El viernes anterior se dio la salida de cuatro importantes funcionarios de la Junta Local de Conciliación y Arbitraje (JLCA), pues algunos de ellos eran los encargados de resolver importantes litigios laborales interpuestos por trabajadores del sector público y de grandes empresas privadas.
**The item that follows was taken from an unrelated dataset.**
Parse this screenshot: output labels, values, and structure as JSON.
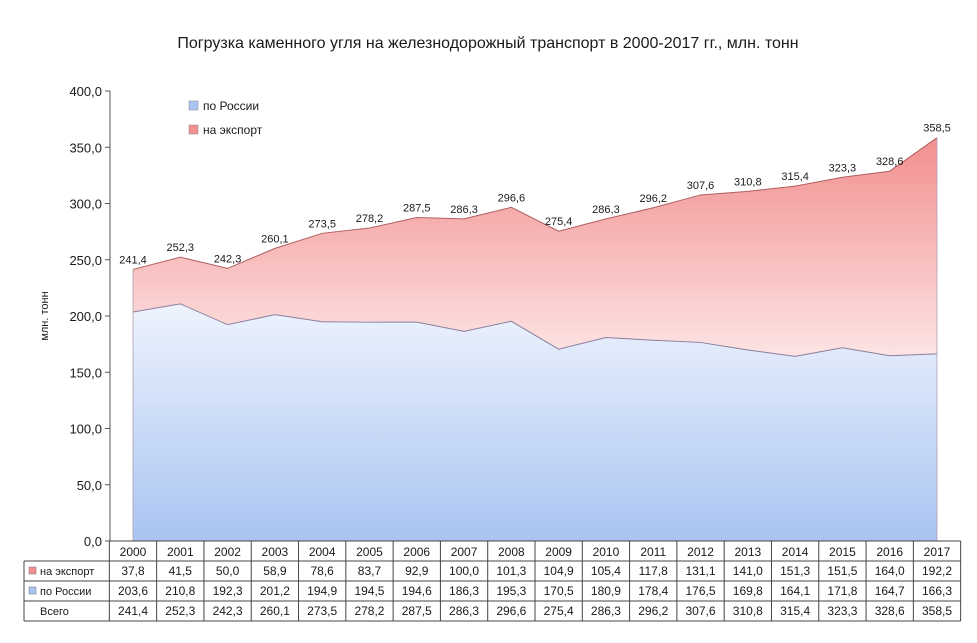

Su relevo no se trató de un simple reacomodo de personal, sino es una purga en contra de aquellos titulares de áreas que no se acoplan a los intereses del presidente de la JLCA, Roberto Santiago Sánchez González.
Para ser más claros: se dice en los corrillos de la JLCA que su relevo se habría provocado porque resolvieron juicios laborales con base a los elementos jurídicos que había en las demandas que tenían a su cargo y no de acuerdo al gusto personal del titular de la JLCA.
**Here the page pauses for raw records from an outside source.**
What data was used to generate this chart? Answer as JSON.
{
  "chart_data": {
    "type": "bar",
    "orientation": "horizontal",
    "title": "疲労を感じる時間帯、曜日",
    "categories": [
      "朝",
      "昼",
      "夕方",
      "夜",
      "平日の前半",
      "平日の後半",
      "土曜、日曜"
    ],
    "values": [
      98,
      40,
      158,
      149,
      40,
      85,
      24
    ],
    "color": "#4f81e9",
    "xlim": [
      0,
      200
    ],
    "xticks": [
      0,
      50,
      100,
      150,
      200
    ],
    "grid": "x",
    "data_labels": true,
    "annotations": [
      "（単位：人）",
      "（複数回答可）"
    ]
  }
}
Dicho de otra manera: los sacaron por haber actuado bien en la atención de juicios laborales.
Los funcionarios defenestrados eran las presidentas de las salas 3 y 5 de la JLCA, así como el secretario de acuerdos también de la sala 3 y el actuario de la sala 1.
¿Cuál fue el punto de desencuentro de esos funcionarios con el titular de la Junta de Conciliación y Arbitraje?
El problema de fondo, dicen los enterados, es que en los 14 meses que lleva Roberto Santiago Sánchez al frente de la JLCA se ha ganado a pulso el mote de: “El rey del retraso”.
Esa expresión responde a que el funcionario se ha dedicado a retrasar la terminación de juicios laborales que, en una situación normal, tendrían que haberse cerrado meses atrás o incluso dos o tres años antes.
De esa manera el presidente “vende el favor” al gobierno y a patrones privados, de que les evita asumir el “costo económico laboral” de perder litigios que interponen trabajadores que fueron despedidos injustificadamente o que les violaron sus derechos.
La salida de los cuatro funcionarios de la JLCA no es solo una purga, sino es un intento del presidente del organismo de colocar en esas vacantes a personal que sí resuelva los juicios laborales de acuerdo a “sus recomendaciones”, que son siempre a favor de la parte patronal.
Una prueba de ese comportamiento faccioso del presidente de la JLCA es lo que se narró el lunes anterior, en este mismo espacio periodístico, acerca de que Roberto Santiago Sánchez envió, hace un par de semanas, un oficio dirigido a todos los titulares de los organismos públicos descentralizados del Poder Ejecutivo.
El propósito de ese oficio, que lleva la identificación SEDETRA/JLCA/194/2026, es que los organismos le informen qué trabajadores han presentado demandas laborales, el estado que guardan esos litigios y una parte muy importante: cuáles serían los costos de cumplir con las sentencias de los litigios.
Sin ningún empacho el responsable de la JLCA les dice a los titulares de organismo públicos que esa información es para evitarles “riesgos presupuestales”.
Dicha actitud de Roberto Santiago Sánchez Gonzáles es una clara violación a los principios de legalidad y de imparcialidad que está obligado a observar y cumplir.
Aunque es importante anotar que, de toda la vida, la Junta Local de Conciliación y Arbitraje ha sido un organismo lleno de vicios y actos de corrupción, que vende la justicia laboral a favor de los patrones.
Lo que en esta ocasión “hace ruido”, o mejor dicho causa decepción, es que se supone que ahora en Puebla gobierna la 4T y es un movimiento a favor de las luchas de los trabajadores, algo que no ocurre en la realidad del estado.
Prueba de ello, es que en la JLCA prevalece una visión totalmente de derechas, en donde se ve a la clase trabajadora como “enemigos del progreso”, que es el principal discurso reaccionario del sector empresarial.